Additional projects (Heat, Ceilometer, Fuel, Murano, Ironic, Community App Catalog, Mistral)
- Use DNS resolution and integration with an external DNS.
- Access external resources using the external_id attribute.
- New REST API that makes it possible to use services such as Gnocchi rather than just interacting with the database.
- Magnum support.
- Deploy Fuel without having to use an ISO.
- Improved life cycle management user experience, including Infrastructure as Code.
- Container-based deployment possibilities.
- Use the new Application Development Framework to build more complex applications.
- Enable users to deploy your application across multiple regions for better reliability and scalability.
- Specify that when resources are no longer needed, they should be deallocated.
- You can now have multiple nova-compute services using Ironic without causing duplicate entries.
- Multi-tenant networking makes it possible for more than one tenant to use ironic without sharing network traffic.
- Specify granular access restrictions to the REST API rather than just turning it off or on.
Community App Catalog
- The Community App Catalog now uses Glare as its backend, making it possible to more easily store multiple application types.
- Use the new v2 API to add and manage assets directly, rather than having to go through gerrit.

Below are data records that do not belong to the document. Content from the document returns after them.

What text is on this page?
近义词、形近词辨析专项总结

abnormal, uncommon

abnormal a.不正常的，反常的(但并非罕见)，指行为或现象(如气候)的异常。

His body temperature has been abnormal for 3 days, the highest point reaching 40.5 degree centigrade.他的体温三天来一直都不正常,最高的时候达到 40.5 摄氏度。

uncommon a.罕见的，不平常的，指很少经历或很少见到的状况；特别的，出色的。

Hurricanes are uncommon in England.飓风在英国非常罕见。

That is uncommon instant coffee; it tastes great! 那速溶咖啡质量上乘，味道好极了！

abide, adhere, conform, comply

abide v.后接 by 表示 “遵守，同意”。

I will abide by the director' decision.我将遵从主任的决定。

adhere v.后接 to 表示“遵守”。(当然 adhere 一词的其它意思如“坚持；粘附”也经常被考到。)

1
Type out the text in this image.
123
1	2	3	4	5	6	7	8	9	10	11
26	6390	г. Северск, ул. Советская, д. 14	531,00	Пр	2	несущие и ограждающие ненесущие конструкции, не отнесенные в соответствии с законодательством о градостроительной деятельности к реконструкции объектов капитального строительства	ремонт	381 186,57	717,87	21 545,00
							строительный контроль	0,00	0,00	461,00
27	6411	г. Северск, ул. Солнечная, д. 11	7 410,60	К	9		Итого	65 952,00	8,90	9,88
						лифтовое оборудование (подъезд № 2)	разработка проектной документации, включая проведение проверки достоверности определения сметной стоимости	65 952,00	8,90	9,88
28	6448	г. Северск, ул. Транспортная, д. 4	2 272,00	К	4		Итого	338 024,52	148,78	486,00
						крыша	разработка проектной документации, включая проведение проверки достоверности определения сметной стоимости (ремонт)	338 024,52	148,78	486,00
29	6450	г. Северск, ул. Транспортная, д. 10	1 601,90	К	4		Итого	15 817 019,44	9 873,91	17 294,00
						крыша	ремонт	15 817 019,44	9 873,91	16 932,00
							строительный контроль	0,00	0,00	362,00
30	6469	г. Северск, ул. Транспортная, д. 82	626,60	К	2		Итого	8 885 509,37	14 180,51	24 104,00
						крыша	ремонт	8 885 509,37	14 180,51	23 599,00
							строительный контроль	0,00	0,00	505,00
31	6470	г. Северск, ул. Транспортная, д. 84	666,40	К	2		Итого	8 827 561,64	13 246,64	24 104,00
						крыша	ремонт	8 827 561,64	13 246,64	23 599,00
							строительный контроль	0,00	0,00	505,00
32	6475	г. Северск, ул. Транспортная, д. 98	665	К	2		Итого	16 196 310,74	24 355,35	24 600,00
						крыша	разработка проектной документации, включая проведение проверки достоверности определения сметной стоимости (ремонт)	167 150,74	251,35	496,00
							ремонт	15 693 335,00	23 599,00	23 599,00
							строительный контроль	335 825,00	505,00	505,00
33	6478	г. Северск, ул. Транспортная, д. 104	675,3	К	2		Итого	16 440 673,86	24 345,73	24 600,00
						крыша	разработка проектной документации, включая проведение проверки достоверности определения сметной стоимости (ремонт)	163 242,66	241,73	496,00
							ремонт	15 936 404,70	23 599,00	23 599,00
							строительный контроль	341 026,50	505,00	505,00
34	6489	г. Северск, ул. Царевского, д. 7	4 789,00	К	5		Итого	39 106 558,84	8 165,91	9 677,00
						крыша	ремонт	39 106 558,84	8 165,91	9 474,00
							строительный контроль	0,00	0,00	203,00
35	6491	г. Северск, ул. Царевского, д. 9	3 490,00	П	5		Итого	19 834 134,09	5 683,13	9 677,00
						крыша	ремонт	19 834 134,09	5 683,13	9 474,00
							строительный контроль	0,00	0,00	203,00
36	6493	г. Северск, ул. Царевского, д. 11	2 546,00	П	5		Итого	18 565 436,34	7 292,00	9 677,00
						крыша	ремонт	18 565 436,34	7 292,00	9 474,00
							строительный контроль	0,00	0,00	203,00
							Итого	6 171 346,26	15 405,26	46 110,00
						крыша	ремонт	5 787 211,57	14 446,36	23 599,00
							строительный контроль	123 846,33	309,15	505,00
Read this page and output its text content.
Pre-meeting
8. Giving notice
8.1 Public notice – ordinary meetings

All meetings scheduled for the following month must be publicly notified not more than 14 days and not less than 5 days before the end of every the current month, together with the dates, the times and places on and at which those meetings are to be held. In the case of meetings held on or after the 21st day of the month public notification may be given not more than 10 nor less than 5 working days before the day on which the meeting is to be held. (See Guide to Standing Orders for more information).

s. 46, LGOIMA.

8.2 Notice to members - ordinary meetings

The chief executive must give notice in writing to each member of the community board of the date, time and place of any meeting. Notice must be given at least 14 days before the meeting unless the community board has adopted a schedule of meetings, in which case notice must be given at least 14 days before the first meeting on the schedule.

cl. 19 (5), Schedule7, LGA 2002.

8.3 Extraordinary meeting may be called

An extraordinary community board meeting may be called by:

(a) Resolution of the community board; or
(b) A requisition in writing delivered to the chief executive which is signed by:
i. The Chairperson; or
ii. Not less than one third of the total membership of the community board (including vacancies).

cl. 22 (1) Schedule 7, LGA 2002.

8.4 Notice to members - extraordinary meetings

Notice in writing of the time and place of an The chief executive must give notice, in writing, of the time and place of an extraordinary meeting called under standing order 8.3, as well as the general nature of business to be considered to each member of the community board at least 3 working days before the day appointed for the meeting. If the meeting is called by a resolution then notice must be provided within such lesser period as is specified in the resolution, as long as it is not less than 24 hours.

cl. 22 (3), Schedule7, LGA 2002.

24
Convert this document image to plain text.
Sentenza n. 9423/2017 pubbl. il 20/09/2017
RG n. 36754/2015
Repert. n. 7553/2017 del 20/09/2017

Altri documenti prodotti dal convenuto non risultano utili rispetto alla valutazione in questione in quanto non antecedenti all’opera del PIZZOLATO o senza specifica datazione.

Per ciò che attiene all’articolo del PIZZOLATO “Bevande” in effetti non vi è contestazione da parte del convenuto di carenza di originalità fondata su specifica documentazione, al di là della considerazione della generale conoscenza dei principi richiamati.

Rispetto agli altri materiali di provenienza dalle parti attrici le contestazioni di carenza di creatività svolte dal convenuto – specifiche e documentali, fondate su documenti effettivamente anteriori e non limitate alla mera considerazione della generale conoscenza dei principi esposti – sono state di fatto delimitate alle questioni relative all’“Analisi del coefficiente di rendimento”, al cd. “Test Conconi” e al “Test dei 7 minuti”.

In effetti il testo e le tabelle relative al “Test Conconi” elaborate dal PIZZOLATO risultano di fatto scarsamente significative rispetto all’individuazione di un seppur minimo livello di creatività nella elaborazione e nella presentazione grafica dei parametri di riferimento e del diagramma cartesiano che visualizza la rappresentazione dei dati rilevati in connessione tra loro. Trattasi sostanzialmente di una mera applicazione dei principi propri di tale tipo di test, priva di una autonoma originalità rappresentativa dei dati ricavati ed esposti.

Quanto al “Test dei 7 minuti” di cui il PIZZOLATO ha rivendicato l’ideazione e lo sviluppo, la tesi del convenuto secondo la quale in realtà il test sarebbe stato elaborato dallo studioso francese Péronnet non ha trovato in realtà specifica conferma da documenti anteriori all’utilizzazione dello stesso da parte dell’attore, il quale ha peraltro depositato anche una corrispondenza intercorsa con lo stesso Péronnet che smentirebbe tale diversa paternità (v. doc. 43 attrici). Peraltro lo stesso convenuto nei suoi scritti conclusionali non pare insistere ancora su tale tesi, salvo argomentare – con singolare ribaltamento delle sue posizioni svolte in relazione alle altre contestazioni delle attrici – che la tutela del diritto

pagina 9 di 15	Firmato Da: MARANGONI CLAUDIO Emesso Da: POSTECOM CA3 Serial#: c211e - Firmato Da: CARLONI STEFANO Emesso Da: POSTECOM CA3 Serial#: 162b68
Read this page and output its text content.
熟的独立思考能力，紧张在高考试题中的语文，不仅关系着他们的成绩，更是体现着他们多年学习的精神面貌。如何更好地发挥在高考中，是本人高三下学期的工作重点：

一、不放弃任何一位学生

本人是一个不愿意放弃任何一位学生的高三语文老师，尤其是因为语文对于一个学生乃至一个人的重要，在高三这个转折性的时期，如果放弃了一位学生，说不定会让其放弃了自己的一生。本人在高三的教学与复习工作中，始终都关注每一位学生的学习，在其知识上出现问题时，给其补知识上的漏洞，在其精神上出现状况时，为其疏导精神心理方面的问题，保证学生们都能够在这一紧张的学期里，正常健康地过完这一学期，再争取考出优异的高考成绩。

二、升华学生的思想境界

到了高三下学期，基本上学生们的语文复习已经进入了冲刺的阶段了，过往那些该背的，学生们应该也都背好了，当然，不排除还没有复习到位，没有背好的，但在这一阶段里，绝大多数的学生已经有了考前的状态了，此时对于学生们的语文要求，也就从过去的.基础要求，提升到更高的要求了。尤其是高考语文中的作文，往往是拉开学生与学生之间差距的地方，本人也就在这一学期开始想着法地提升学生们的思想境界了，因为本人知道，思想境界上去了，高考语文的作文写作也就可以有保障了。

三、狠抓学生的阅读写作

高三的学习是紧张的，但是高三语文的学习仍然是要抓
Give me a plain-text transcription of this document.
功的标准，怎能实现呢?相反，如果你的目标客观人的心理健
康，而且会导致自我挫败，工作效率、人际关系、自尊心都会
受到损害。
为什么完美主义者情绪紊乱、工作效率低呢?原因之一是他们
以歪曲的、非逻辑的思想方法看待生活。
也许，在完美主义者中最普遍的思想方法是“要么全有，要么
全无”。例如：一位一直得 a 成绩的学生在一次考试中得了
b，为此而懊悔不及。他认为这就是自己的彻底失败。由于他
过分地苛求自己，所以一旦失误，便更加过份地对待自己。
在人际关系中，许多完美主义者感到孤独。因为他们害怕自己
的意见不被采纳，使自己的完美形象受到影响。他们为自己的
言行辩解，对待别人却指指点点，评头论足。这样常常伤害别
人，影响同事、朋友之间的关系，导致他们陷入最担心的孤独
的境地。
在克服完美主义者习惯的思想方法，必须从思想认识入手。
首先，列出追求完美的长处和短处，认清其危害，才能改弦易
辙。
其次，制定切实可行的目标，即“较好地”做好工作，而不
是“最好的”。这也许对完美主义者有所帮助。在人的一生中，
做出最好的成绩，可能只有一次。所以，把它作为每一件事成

- Add and manage applications via the Community App Catalog website.
UPDATE: We've had some updates since publication, including:
RallyRoman Vasilets gives us this information on new changes to the Rally benchmarking tool:
- Rally has added new plugin types for Hooks and Triggers, making it possible to activate a factor (Hook) on some iteration (Trigger) or at provided timestamps, then retrieve a Rally report of measurements from the Hook plugin.
- Build more thorough benchmarks with support for Tempest plugins, as well as new clients for Gnocci, Senlin, Magnum, and Watcher.
- Get a sense of what's going on over time with trend statistics.